Re: Incredibly big things are about to happen for me.
Sam, on host 64.140.215.100
Monday, July 25, 2005, at 13:36:55
Re: Incredibly big things are about to happen for me. posted by Ciaran on Monday, July 25, 2005, at 08:38:36:
> Track 4 (Youth and community teams) is available, but I didn't feel like that's what God wanted me to do. > > I am sad and confused.
First, sorry to hear that it doesn't seem to be working out. I know you were pretty excited about the prospect of doing this, inasmuch as you were fearful, too.
But with regard to "what God wants you to do," there are two comments I have to make. One, if the doors are shut to you, how can this be what God wanted you to do? God wants you to do something you are unable to do? That doesn't make any sense. If God wants something to happen, he'll make the way for it. I would not necessarily use this as an excuse to back down at the first setback, because the roads we travel are usually fraught with them, and it takes trusting in God to see the journey through. However, there is something to be said about being practical and realistic. If this is truly a dead-end, then there can be no other explanation but that you were mistaken about what God wants you to do. Maybe it isn't *this* opportunity you were meant to undertake but something along similar lines. Maybe it wasn't even that. I don't know. I wouldn't. But God is never going to ask you to do something without allowing it to be possible in the first place.
The other issue in this is what our perceptions are of "what God wants" in our lives. I've spoken about this before here, and it raised a red flag in my head when you first mentioned this, but I wasn't about to second-guess what God was telling you. I still don't want to do that, but here's something to think about. My feeling is that many Christians are overzealous about the specificity of what it means for God to have a plan for our lives. We tend to think of God's "plan" for our lives in the way we tend to look on what a life plan would entail -- career, relationships, kids, ANY large undertaking, really -- but is this really how God sees our life plans? I think the Bible is pretty forthcoming about what God's plan for our lives is. Jesus's teachings were scarcely about anything else. Paul's epistles to the churches were about it. We're to love God, love our neighbor, strive to lead holy lives, study the Word, witness to others, and so on.

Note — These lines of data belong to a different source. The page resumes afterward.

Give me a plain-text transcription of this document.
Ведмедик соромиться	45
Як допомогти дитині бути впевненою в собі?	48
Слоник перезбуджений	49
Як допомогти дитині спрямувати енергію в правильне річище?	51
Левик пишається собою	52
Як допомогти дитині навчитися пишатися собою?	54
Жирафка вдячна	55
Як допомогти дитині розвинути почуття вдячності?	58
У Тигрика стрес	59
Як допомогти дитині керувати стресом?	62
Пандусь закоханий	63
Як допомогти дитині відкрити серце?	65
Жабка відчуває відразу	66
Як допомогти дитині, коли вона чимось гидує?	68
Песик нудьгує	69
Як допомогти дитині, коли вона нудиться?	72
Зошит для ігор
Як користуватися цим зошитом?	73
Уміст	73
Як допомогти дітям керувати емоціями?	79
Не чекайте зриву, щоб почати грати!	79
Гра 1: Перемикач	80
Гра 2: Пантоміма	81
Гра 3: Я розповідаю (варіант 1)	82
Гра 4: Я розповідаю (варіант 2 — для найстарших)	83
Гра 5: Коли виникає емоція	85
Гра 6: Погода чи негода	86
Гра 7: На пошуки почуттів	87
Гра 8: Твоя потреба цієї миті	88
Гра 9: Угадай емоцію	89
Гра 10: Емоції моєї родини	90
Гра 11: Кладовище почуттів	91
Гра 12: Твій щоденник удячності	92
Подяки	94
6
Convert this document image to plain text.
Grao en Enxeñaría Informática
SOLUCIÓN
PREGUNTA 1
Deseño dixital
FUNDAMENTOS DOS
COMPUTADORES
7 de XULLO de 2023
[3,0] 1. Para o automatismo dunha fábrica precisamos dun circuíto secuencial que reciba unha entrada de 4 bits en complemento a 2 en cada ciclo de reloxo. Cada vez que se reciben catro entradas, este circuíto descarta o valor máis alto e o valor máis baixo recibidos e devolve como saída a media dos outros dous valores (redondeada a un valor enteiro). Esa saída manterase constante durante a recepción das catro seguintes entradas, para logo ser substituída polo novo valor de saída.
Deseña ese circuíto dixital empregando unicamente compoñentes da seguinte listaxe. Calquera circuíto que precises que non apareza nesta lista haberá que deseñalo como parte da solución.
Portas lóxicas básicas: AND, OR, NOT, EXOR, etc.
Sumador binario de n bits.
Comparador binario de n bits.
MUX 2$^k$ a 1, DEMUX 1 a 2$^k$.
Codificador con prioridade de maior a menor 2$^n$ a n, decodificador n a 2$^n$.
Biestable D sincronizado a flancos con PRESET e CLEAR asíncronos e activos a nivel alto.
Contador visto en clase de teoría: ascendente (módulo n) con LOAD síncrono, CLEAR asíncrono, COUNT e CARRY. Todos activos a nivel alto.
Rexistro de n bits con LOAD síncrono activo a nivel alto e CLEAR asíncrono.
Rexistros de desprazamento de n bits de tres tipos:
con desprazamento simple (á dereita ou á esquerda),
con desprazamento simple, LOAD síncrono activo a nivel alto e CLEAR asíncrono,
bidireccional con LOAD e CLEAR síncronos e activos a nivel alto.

Beyond that? I believe that sometimes certain of us are called to be preachers, others teachers, others this or that -- this is directly biblical as well -- but I believe in these cases, at least the majority of the time, God has given these people the talents and desires it takes to see these paths through. In other words, if God calls someone to be a teacher in a Christian school, as an example, then assuming this person is right with God in the first place, becoming a teacher will be a rather natural consequence.
But I don't believe these situations to be very common, relatively speaking, and even so, "becoming a teacher" (or whatever) is still a very general thing. I don't believe God, at least very usually, makes such designations as "you go live in this place" and "you marry this person" and "you sign up for Viz-a-Viz for this position." It may happen now and again -- I honestly don't know -- but I think in such cases, there will not be any confusion about it, for someone generally right with God. The simple fact is, God can use you wherever you are, in whatever phase of life you're in, in whatever career you're in. If it's not you doing God's work in one particular area, God will use someone else, and there will be different things he'll want from you. To quote RU4, it's all good.
What you have to determine at this point is to take a step back and decide if you really think God really wants you to do this specific thing, or if you simply saw an opportunity to implement something more general and attributed that to God. Maybe you are called to do this general kind of work but not necessarily with this specific opportunity. Or maybe what God wants from you is even more general than that. All I can really say is that if you're seeking out a goal you think is God's plan for you, and you can't reach that goal, for whatever reason, you have to be mistaken about what God really wants from you. Maybe you're mistaken about the whole thing, or maybe just one of the finer details, but *something* is missing from the puzzle.
Generally speaking -- and I mean generally -- I think that within God's plan there is ample room for our own desires. Continuing the example of teaching from before, if you want to be a teacher, that will undoubtedly fit into God's plan. If you want to be a software engineer, that can work, too. If you want to wear red clothes on Thursdays for fun, it's probably just dandy, and if you want to stay single or get married and have seven kids, all the best to you either way. Clearly we are called to do things we, being in the flesh, are fearful or reluctant to do, but I think it's generally clear what these things are just by reading the Bible. Pray continually. Witness to others. Read your Bible. And so on.
Pray about it. Think it over. See what conclusions you come to. Regardless of what happens, there is no need to be sad for diligently pursuing the doing of God's work, and no need to be confused when what God wants with us is writing right down in black and white (and words of Christ in red) for us to refer to as needed.